Money  /  Visualization

On Upward Mobility

Research shows the neighborhood you grow up in has profound impact on your future economic success. How did my family's journey across the country impact me?

“I don’t think you’d be the same person had we stayed in L.A.,” my mom told me recently. “I wanted you to have better opportunities.”

About a year ago, I moved back to my birthplace, Los Angeles. The move came after six years on the east coast and a desire to be closer to my family.

It’s weird coming back to a place so familiar yet foreign. Despite being born in L.A., and raised just south of the city, I moved to the San Francisco Bay Area when I was 7, rendering Los Angeles a relic of my childhood, a menagerie of foggy memories.

It’s unclear what my mom meant by “better opportunities.” Still, I got the gist that it was about the socioeconomic measures think tanks, policymakers and researchers use to measure progress: education, housing and income.

I thought, “can I actually measure if moving made a difference?” Indeed, your environment impacts your future outcomes, but to what extent?

In March of 2018, Raj Chetty, an economist at Harvard, and a team of researchers sought to estimate upward mobility across socioeconomic lines.

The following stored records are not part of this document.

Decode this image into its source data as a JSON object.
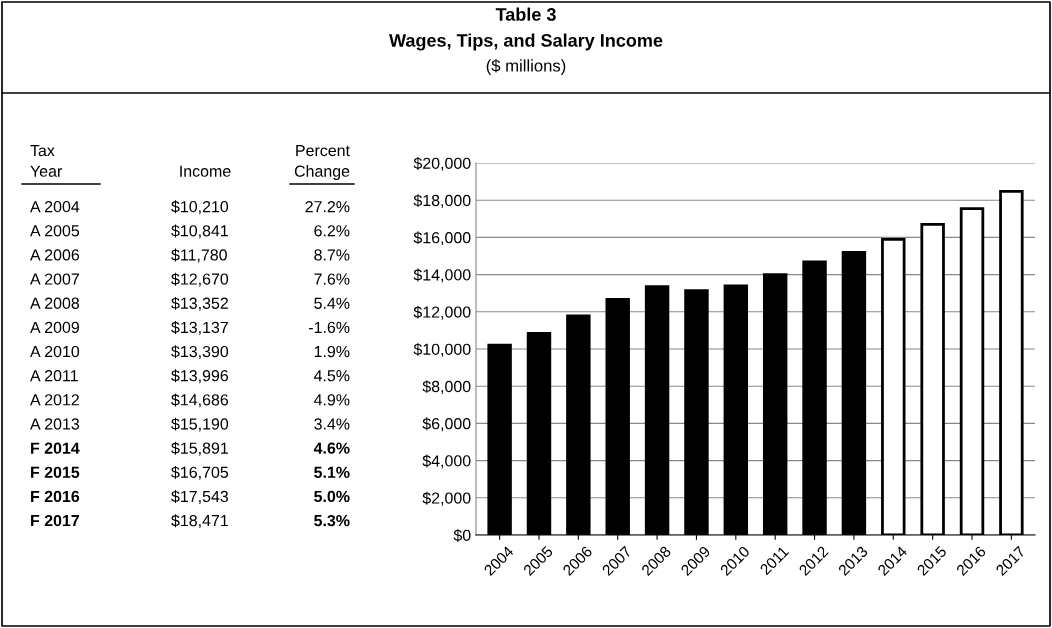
{
  "chart_data": [
    {
      "type": "other",
      "annotations": [
        "Tax Year",
        "Income",
        "Percent Change",
        "A 2004",
        "$10,210",
        "27.2%",
        "A 2005",
        "$10,841",
        "6.2%",
        "A 2006",
        "$11,780",
        "8.7%",
        "A 2007",
        "$12,670",
        "7.6%",
        "A 2008",
        "$13,352",
        "5.4%",
        "A 2009",
        "$13,137",
        "-1.6%",
        "A 2010",
        "$13,390",
        "1.9%",
        "A 2011",
        "$13,996",
        "4.5%",
        "A 2012",
        "$14,686",
        "4.9%",
        "A 2013",
        "$15,190",
        "3.4%",
        "F 2014",
        "$15,891",
        "4.6%",
        "F 2015",
        "$16,705",
        "5.1%",
        "F 2016",
        "$17,543",
        "5.0%",
        "F 2017",
        "$18,471",
        "5.3%"
      ]
    },
    {
      "type": "bar",
      "title": "Table 3",
      "subtitle": "Wages, Tips, and Salary Income",
      "ylabel": "($ millions)",
      "categories": [
        "2004",
        "2005",
        "2006",
        "2007",
        "2008",
        "2009",
        "2010",
        "2011",
        "2012",
        "2013",
        "2014",
        "2015",
        "2016",
        "2017"
      ],
      "values": [
        10210,
        10841,
        11780,
        12670,
        13352,
        13137,
        13390,
        13996,
        14686,
        15190,
        15891,
        16705,
        17543,
        18471
      ],
      "colors": [
        "#000000",
        "#000000",
        "#000000",
        "#000000",
        "#000000",
        "#000000",
        "#000000",
        "#000000",
        "#000000",
        "#000000",
        "#ffffff",
        "#ffffff",
        "#ffffff",
        "#ffffff"
      ],
      "ylim": [
        0,
        20000
      ],
      "yticks": [
        {
          "value": 0,
          "label": "$0"
        },
        {
          "value": 2000,
          "label": "$2,000"
        },
        {
          "value": 4000,
          "label": "$4,000"
        },
        {
          "value": 6000,
          "label": "$6,000"
        },
        {
          "value": 8000,
          "label": "$8,000"
        },
        {
          "value": 10000,
          "label": "$10,000"
        },
        {
          "value": 12000,
          "label": "$12,000"
        },
        {
          "value": 14000,
          "label": "$14,000"
        },
        {
          "value": 16000,
          "label": "$16,000"
        },
        {
          "value": 18000,
          "label": "$18,000"
        },
        {
          "value": 20000,
          "label": "$20,000"
        }
      ],
      "grid": "y"
    }
  ]
}
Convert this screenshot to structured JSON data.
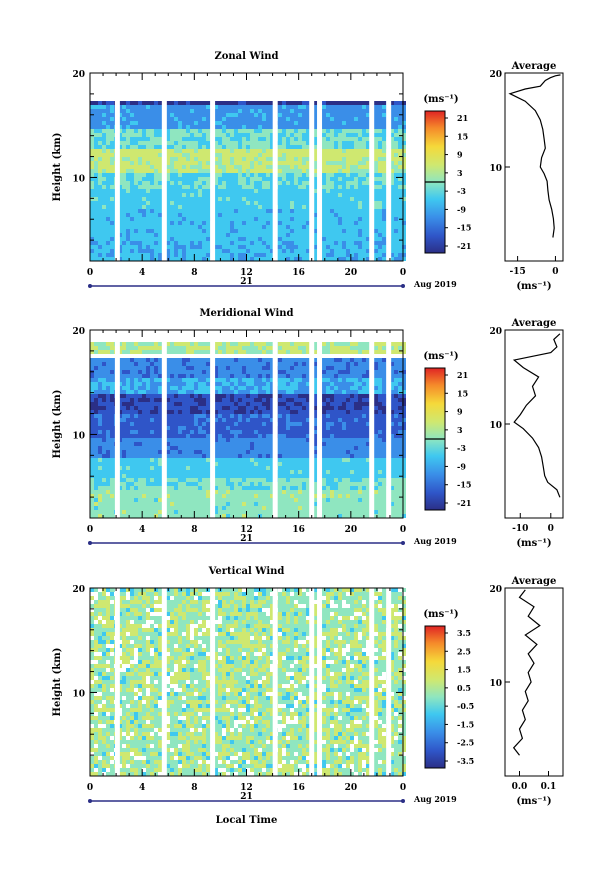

Using anonymized Census data and tax records of roughly 20 million Americans, he and his team predicted outcomes for children born between 1978 and 1983 to when they were in their 30s (around 2015).

Among Chetty et al.’s findings was the importance of geographical location.

Research showed that outcomes for children could vary widely even when their neighborhoods were as little as a mile apart. Furthermore, the age at which someone moves profoundly impacts their future earnings but only up until a limit.

I was born in 1989, so I was curious—what were my expected outcomes at birth? And, what would’ve happened had I been born somewhere else?

Madera, Calif.

My family migrated to Central California in the 1940s from the South. They worked as fieldhands in the region’s many fruit and nut orchards.

Madera, Calif. is where my grandparents met and where my mother was born. It’s a charming part of the state, but there weren’t many opportunities outside of farm work. I spent many summers here, helping my grandfather with crops in the backyard or learning my grandmother’s cooking recipes.

If I were born and raised here, assuming no changes in parental wealth, my expected income would be $19,000 (in 2015 dollars).

Gardena, Calif

In the 1960s, my grandparents moved to East Gardena, Calif. (a.k.a. West Rancho Dominguez or West Compton), about 15 miles south of downtown L.A. Most of my family is from here, and it’s where I was born.